For what its worth, the 'best' behaviour in my book would almost be a new language: Each type is free to define an immutable value which is the default for unassigned stuff. Because it's an immutable constant there is no performance penalty for introducing them 'pointlessly' (i.e. if you initialize a list field with `new ArrayList<>()` and every possible code path will necessarily completely overwrite that field before anybody ever touches it, you 'wasted' a new arraylist alloc. If you initialize a list field to `List.of()` which is then always overwritten, you merely wasted an easily inlined method call. If you initialize a string field to `"Hello, World"`, you wasted __nothing__ - a blank field still explicitly runs a direct assignment (it assigns `null`), and that assigns a link to the constant pool.
The system I'd love to see would have the same 'cost', i.e. - if you don't wanna pay it, java itself is the problem. In practice hotspot is great at eliminating even this tiny cost.
One would imagine that `List` (the interface) decrees that an expression that is an empty immutable list is the default value, and anywhere you simply declare a field `List<?> foo;`, that's what it starts out as. If you write `new List[10]`, that'll be 10 references to that same immutable list.
As a type you don't _have to_ provide a default value, but if you don't, then it is not legal java to write an uninitialized field declaration of that type (then 'users' MUST pick a value for fields; locals can simply piggyback on the existing system, where the compiler ensures all possible code flow results in an assignment before any reading or passing of that variable). You can't create arrays of that type either without using a utility where you make an array out of a series of expressions, or make an array out of a count and a single expression (I want an array of 10 lists, and each array slot is the same reference, namely, this parameter).
But trying to somehow magic that into being with lombok would be even harder.

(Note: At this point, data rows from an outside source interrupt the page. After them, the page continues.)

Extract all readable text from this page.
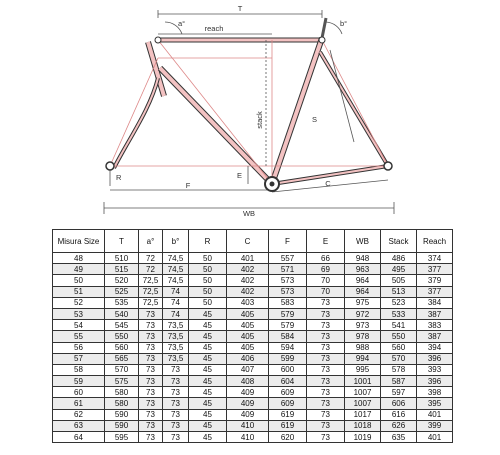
T
a°	b°
reach
stack	S
R	E
F	C
WB
Misura Size	T	a°	b°	R	C	F	E	WB	Stack	Reach
48	510	72	74,5	50	401	557	66	948	486	374
49	515	72	74,5	50	402	571	69	963	495	377
50	520	72,5	74,5	50	402	573	70	964	505	379
51	525	72,5	74	50	402	573	70	964	513	377
52	535	72,5	74	50	403	583	73	975	523	384
53	540	73	74	45	405	579	73	972	533	387
54	545	73	73,5	45	405	579	73	973	541	383
55	550	73	73,5	45	405	584	73	978	550	387
56	560	73	73,5	45	405	594	73	988	560	394
57	565	73	73,5	45	406	599	73	994	570	396
58	570	73	73	45	407	600	73	995	578	393
59	575	73	73	45	408	604	73	1001	587	396
60	580	73	73	45	409	609	73	1007	597	398
61	580	73	73	45	409	609	73	1007	606	395
62	590	73	73	45	409	619	73	1017	616	401
63	590	73	73	45	410	619	73	1018	626	399
64	595	73	73	45	410	620	73	1019	635	401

What your proposal appears to want to do is to essentially tell lombok: Find every single last `return` statement in this method and replace it. From:
```
@NullBecomes("Hello, World")
public String foo() {
if (x) return a();
else return b();
}
```
to
```
public String foo() {
final String ON_NULL$$ = "Hello, World";
if (x) return helper$$hiddenName(a(), ON_NULL$$);
else return helper$$hiddenName(b(), ON_NULL$$);
}
private void helper$$hiddenName(String a, String b) {
return a == null ? b : a;
}
```
And this explains why this is never going to even work and next time I'm going to have to insist on a fully fleshed out proposal. The problem is _not_ basic "I'm not quite sure how but something like this" style ideas on null. We have a thousand of em. It's the details:
* We can't hide that helper. You're going to see it in your outline view and your autocompletes. Or we do hide it and then this one will be a large maintenance burden and goes into territory we don't like going into (class modification. Currently we mostly modify the source). We could try to inline but there be dragons, java is a little too complex for that to be easy, we'd have to program in most of how java-the-lang works. Manmonths of work. Many of them. And very errorprone.

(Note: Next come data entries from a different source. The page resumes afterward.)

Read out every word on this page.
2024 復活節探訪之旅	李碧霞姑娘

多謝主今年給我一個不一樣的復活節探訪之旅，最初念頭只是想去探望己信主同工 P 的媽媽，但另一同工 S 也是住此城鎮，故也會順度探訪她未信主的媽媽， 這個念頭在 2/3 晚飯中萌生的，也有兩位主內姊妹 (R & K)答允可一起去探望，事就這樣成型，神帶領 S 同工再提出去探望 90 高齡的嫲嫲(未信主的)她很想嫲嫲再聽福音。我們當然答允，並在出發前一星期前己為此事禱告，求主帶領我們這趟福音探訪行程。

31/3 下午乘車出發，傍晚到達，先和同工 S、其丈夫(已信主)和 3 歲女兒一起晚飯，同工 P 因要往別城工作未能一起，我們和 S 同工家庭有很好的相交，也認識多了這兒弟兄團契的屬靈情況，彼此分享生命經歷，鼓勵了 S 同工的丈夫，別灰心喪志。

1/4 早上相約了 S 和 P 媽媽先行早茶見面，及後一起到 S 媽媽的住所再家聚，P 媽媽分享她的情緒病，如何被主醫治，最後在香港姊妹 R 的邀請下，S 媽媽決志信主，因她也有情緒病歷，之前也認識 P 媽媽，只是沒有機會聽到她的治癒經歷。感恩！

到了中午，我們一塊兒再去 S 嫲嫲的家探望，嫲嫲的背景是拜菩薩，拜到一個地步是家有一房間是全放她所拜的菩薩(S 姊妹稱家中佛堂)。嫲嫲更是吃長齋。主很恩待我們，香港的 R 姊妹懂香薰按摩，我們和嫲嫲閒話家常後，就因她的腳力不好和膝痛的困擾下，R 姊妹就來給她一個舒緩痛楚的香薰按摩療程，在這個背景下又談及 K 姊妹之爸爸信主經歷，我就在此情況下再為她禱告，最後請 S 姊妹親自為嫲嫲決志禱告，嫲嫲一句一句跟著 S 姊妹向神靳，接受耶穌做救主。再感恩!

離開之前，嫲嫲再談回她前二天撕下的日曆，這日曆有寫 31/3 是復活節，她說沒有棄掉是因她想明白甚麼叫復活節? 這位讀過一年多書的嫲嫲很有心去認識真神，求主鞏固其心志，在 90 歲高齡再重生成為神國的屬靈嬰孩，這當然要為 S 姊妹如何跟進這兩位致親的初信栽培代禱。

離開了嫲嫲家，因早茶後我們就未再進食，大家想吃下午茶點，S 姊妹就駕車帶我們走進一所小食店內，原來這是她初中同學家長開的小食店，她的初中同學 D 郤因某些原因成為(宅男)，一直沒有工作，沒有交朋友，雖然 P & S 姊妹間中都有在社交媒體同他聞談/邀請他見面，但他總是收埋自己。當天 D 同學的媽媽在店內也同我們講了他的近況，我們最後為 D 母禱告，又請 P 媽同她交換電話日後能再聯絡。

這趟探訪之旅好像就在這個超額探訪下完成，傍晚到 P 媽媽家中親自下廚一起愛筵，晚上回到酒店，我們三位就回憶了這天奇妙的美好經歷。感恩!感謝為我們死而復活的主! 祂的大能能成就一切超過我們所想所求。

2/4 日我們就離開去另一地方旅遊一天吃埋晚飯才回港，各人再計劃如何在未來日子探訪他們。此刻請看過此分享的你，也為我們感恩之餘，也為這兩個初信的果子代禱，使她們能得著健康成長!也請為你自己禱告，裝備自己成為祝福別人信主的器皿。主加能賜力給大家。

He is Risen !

* You cannot put arbitrary expressions in annotations. We'd need a `@NullBecomesStr` for strings and that's where it ends, because any other type of object.. you're basically screwed. Primitives can go in annotations but they can't be null, so, not relevant. Hence we'd have to go with stringly typed - `@NullToObj("new ArrayList<?>()")` which is atrocious. java code _inside a string_? No. We'd never allow it. I'm trying to be clear to save you time: Don't waste any trying to think in directions where that ends up being part of the solution.